History

Madrona Arts is an Oregon-based nonprofit dedicated to ecological awareness through art. It was founded in 2008 by Diana Hartel with a group of artists participating in a community multi-arts project called Inner Geography that began in 2004. That project addressed the social ecological issue of the outsider/outcast. Excluding, rejecting and casting out is the basis of discrimination, disenfranchisement, and is the root of genocide. How can we address issues of human population and environment when we create such division among and within ourselves? Read more about the Inner Geography program.

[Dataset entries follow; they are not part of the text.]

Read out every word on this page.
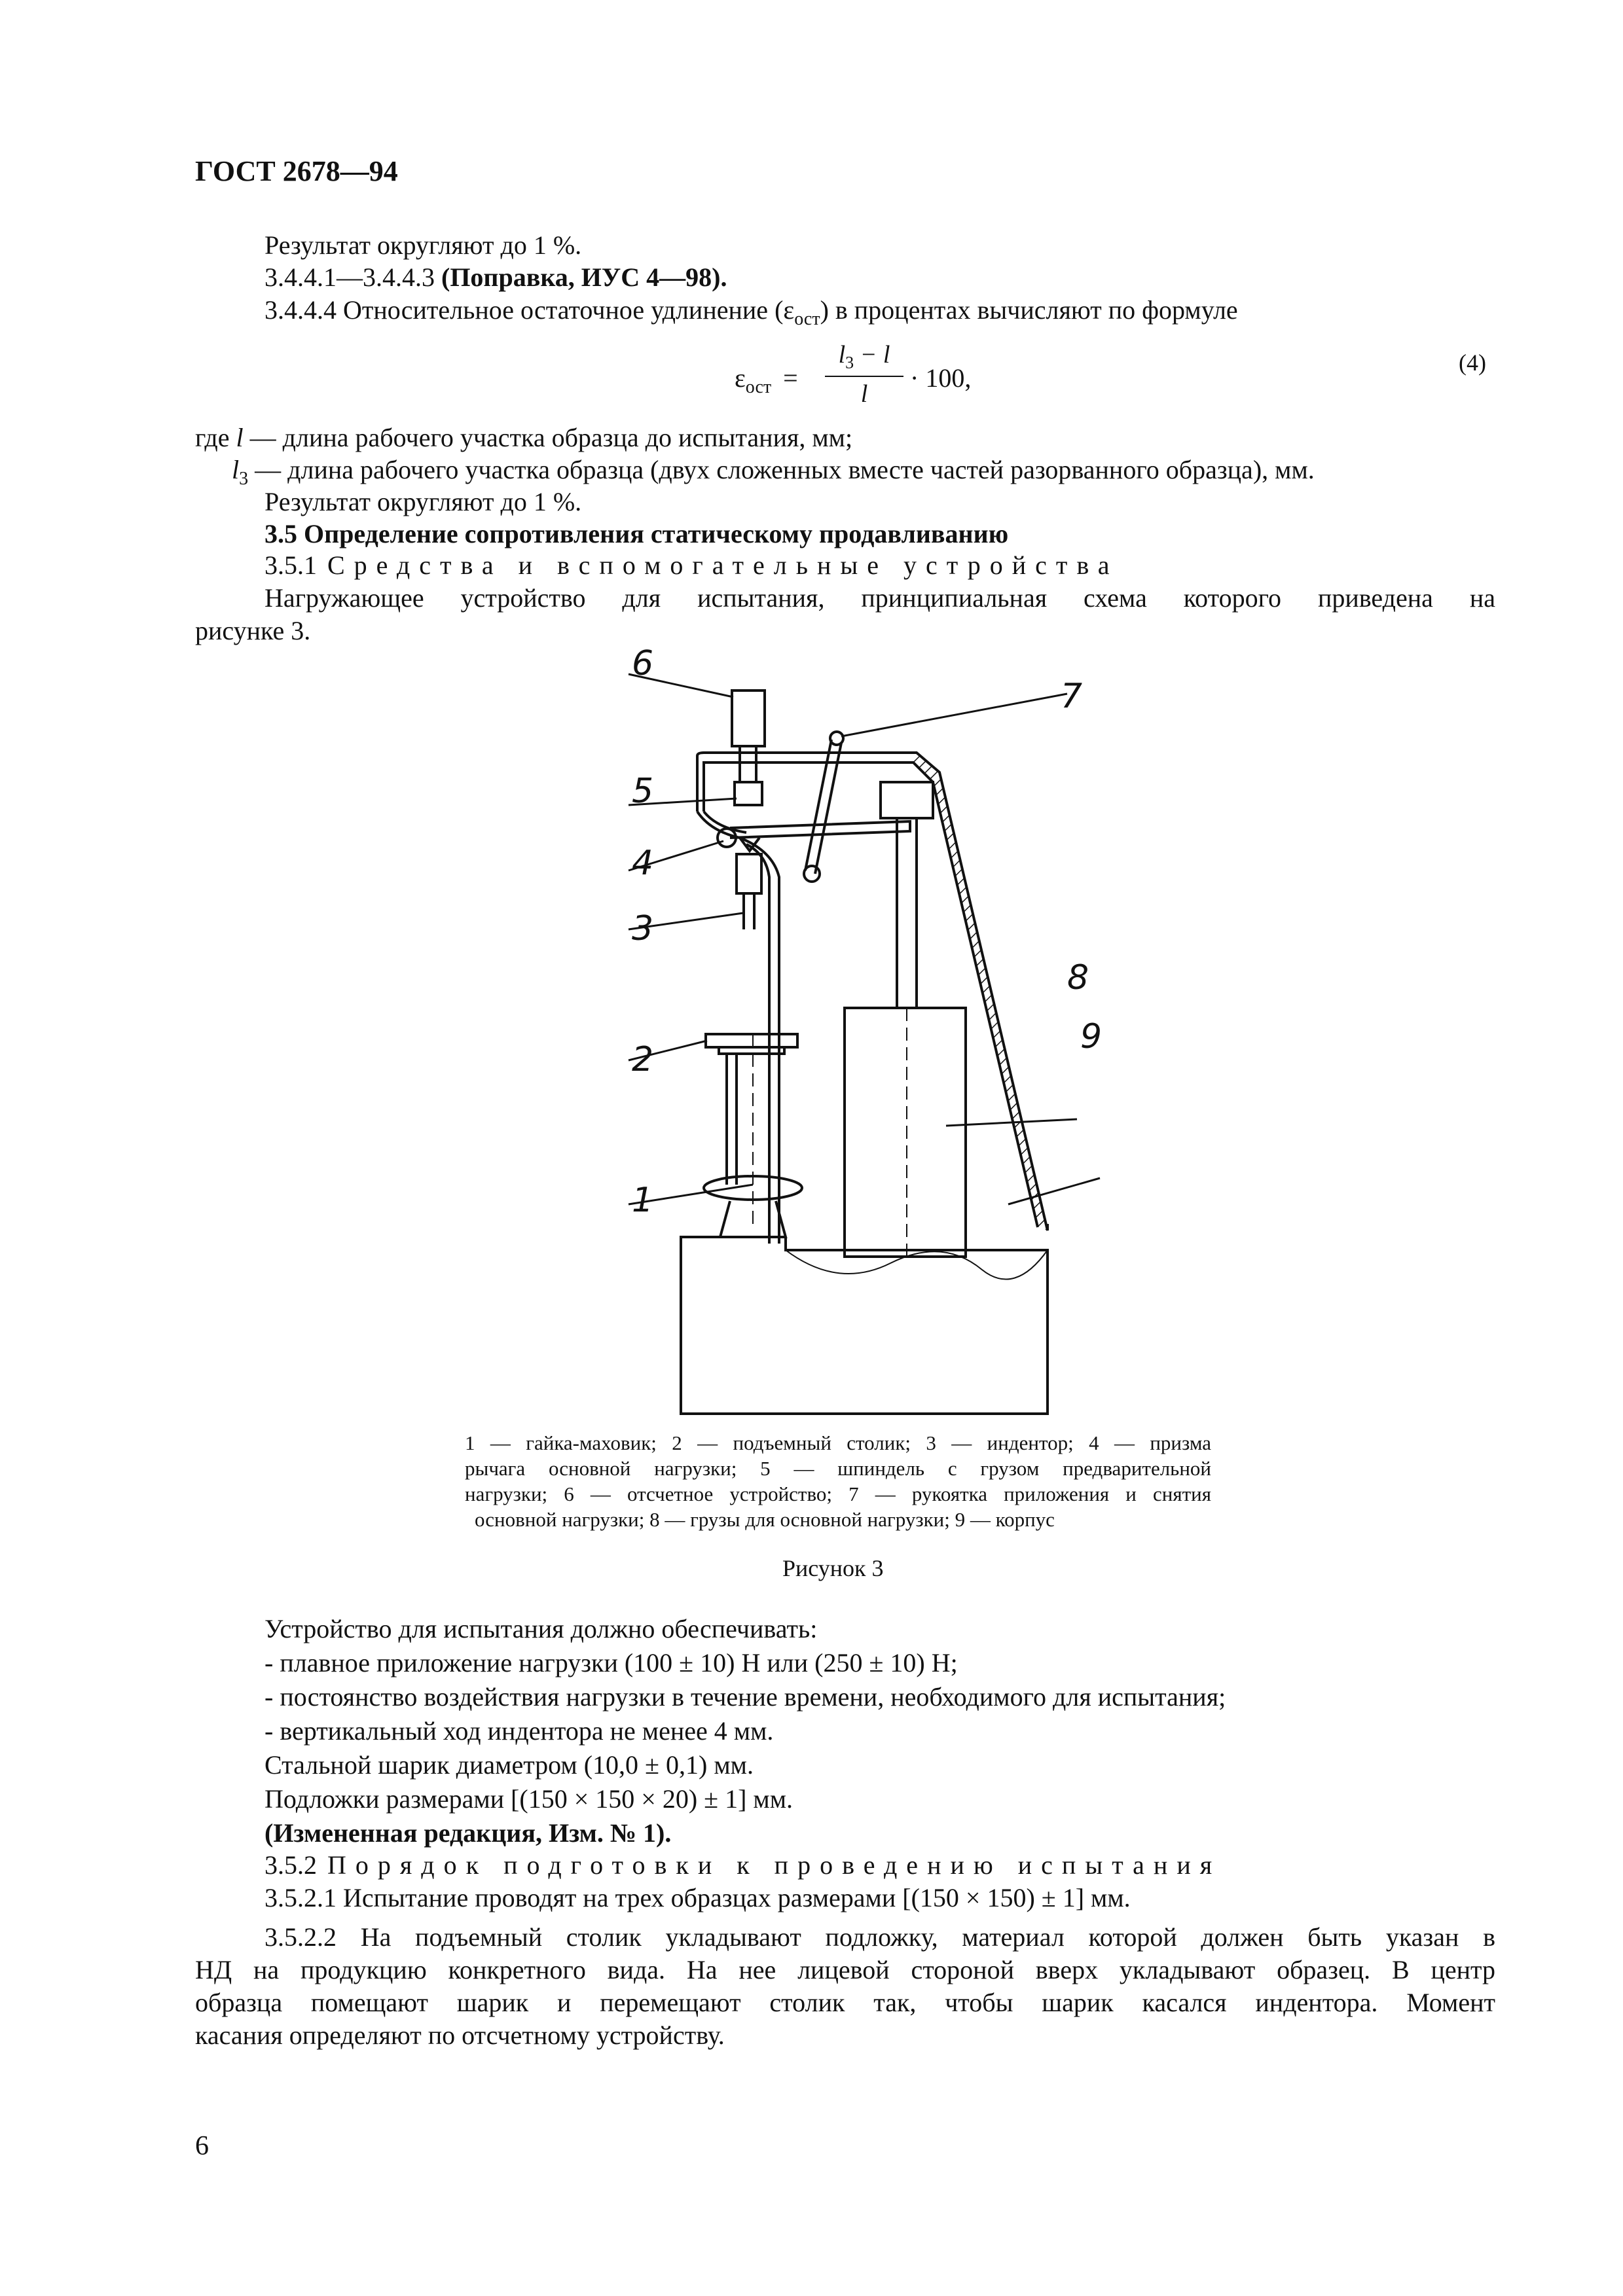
ГОСТ 2678—94
Результат округляют до 1 %.
3.4.4.1—3.4.4.3 (Поправка, ИУС 4—98).
3.4.4.4 Относительное остаточное удлинение $(\varepsilon_{ост})$ в процентах вычисляют по формуле
$\varepsilon_{ост}$ =
$l_3 - l$
l
· 100,
(4)
где l — длина рабочего участка образца до испытания, мм;
$l_3$ — длина рабочего участка образца (двух сложенных вместе частей разорванного образца), мм.
Результат округляют до 1 %.
3.5 Определение сопротивления статическому продавливанию
3.5.1 Средства и вспомогательные устройства
Нагружающее устройство для испытания, принципиальная схема которого приведена на
рисунке 3.
6
5
4
3
2
1
7
8
9
1 — гайка-маховик; 2 — подъемный столик; 3 — индентор; 4 — призма
рычага основной нагрузки; 5 — шпиндель с грузом предварительной
нагрузки; 6 — отсчетное устройство; 7 — рукоятка приложения и снятия
основной нагрузки; 8 — грузы для основной нагрузки; 9 — корпус
Рисунок 3
Устройство для испытания должно обеспечивать:
- плавное приложение нагрузки (100 ± 10) Н или (250 ± 10) Н;
- постоянство воздействия нагрузки в течение времени, необходимого для испытания;
- вертикальный ход индентора не менее 4 мм.
Стальной шарик диаметром (10,0 ± 0,1) мм.
Подложки размерами [(150 × 150 × 20) ± 1] мм.
(Измененная редакция, Изм. № 1).
3.5.2 Порядок подготовки к проведению испытания
3.5.2.1 Испытание проводят на трех образцах размерами [(150 × 150) ± 1] мм.
3.5.2.2 На подъемный столик укладывают подложку, материал которой должен быть указан в
НД на продукцию конкретного вида. На нее лицевой стороной вверх укладывают образец. В центр
образца помещают шарик и перемещают столик так, чтобы шарик касался индентора. Момент
касания определяют по отсчетному устройству.
6
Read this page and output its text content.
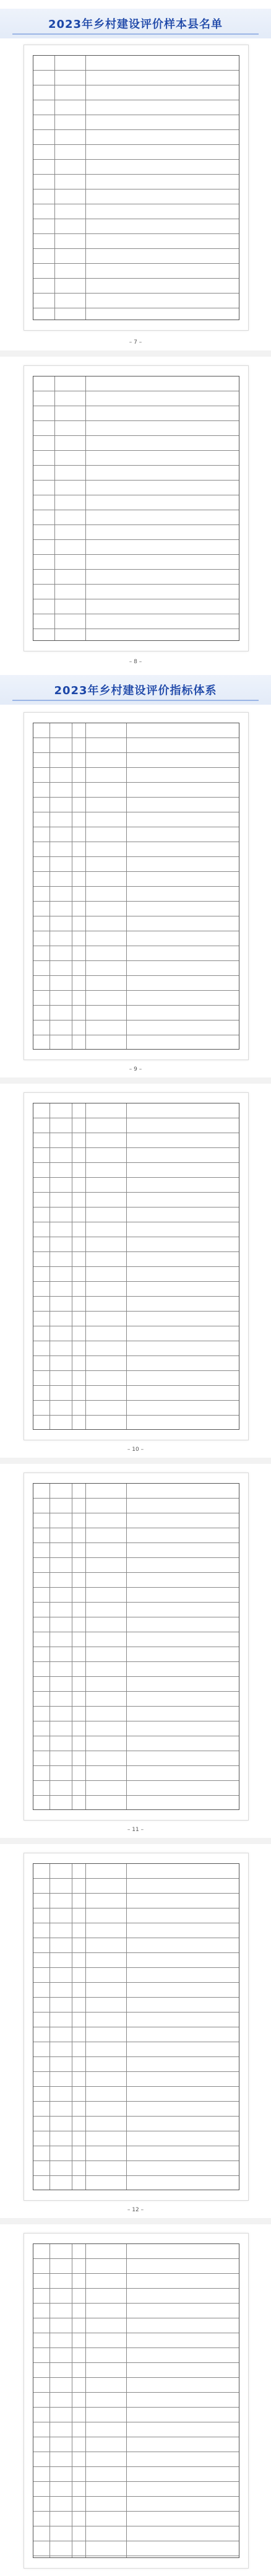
2023年乡村建设评价样本县名单
– 7 –
– 8 –
2023年乡村建设评价指标体系
– 9 –
– 10 –
– 11 –
– 12 –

Since then our attention has been on the environmental crises of watersheds in our region and around the country. Recognizing the growing need to focus on the environment, Madrona Arts was formed. The name comes from the species of arbutus unique to the Pacific regions. Madrona or madrone as it is sometimes called is a broadleaf evergreen, important to forest and watershed, a source of food for wildlife. Our first watershed awareness arts program is called “Freeing the Waters” and it began with the Klamath River Watershed. We have extended Freeing the Waters to river systems throughout Oregon. The second watershed program is “Over the River” an oral history project. See the Over the River Program for more on this.

Madrona Arts is the Pacific Northwest incarnation of the NY-based Bronx Community Works, a social, environmental, and cultural organization founded by Diana Hartel in New York in 1993. That non-profit was dissolved in 2006 and its programs are now self-run within partner organizations. Community Works focused on urban park eco-restoration, community gardens, nutrition, HIV/AIDS, fiber arts, and spoken word arts. Its most successful program was Planet Hot Plate—cooking and nutrition groups that used music, poetry, prose stories, and mindfulness training to raise awareness for change in food choices and preparation.